You'd think it might be a chore to have to put a little one back to sleep, especially since the thunder stuck around for a while, but it was one of the sweetest times I've had with him in a while. Elijah doesn't talk much yet. He has several words, and many that he spontaneously uses but won't repeat. But, most of the time when he really wants to say something, he slurps. He'll point to the object he wants and make a sort of "ssshhsslllsss" sound, and look at you meaningfully, as though he just said something that any idiot would understand. It can be frustrating to an 18month old when no one knows what he just said, and so we have our dramatic moments in which he throws himself bodily to the ground and protests loudly at our incompetence.
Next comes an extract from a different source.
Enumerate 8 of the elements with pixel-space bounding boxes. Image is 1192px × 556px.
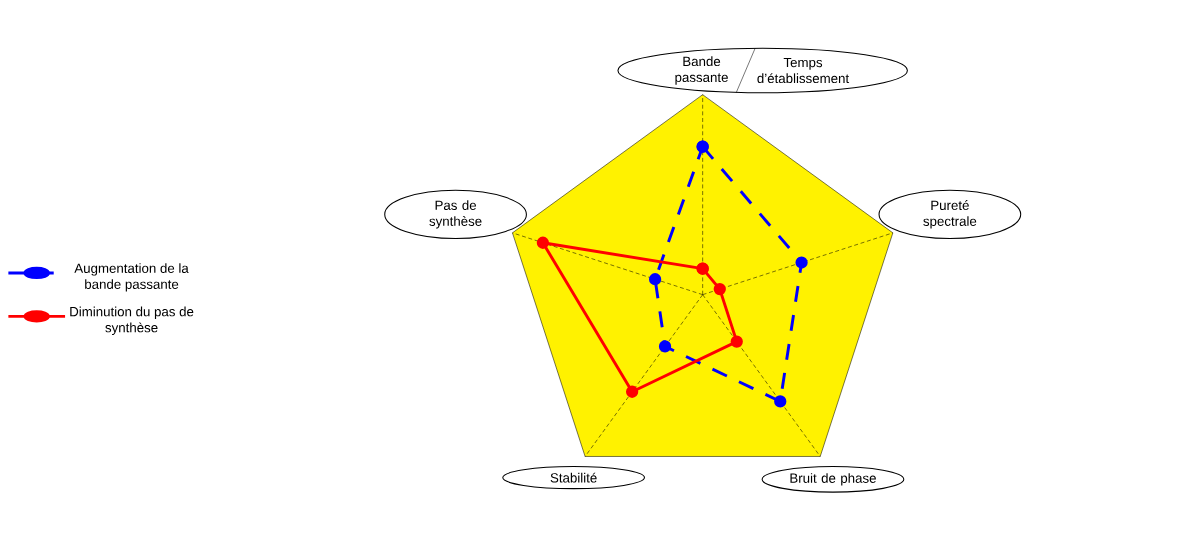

But last night, when I went in, he was just sweet. He cried out, and when I got to the bed, he pointed to the window and slurped. I laid down with him and tried to soothe him, but each crack of thunder and flash of lightening would pop his eyes open again. So, we got up and went to the open window and peered out through the screen at the downpour in progress. I talked about the rain and he pointed and slurped. When we saw the sky lighten and go dark again, he held up his hands as if to ask where it went. I told him the thunder was coming and to get ready for the boom boom boom, and he smiled when it rumbled in. I stood swaying in the dark, holding him, and we watched the storm for quite a while, until he laid his head on my shoulder and drifted back to sleep, calm and secure, unworried.
When I laid him back down, I stayed with him for a while, watching him sleep and remembering. I remembered the night he came into this world, remembered laboring in this same room. I remembered holding him and nursing him for endless hours. I remembered when all of our focus was on Fiona, because we only had one, and how that's divided with two, but seems multiplied at the same time. And I thought about how short this time is where he doesn't have the words to say things to me and we pay such close attention to each other to be able to communicate.
So, I paid very close attention for a little while longer.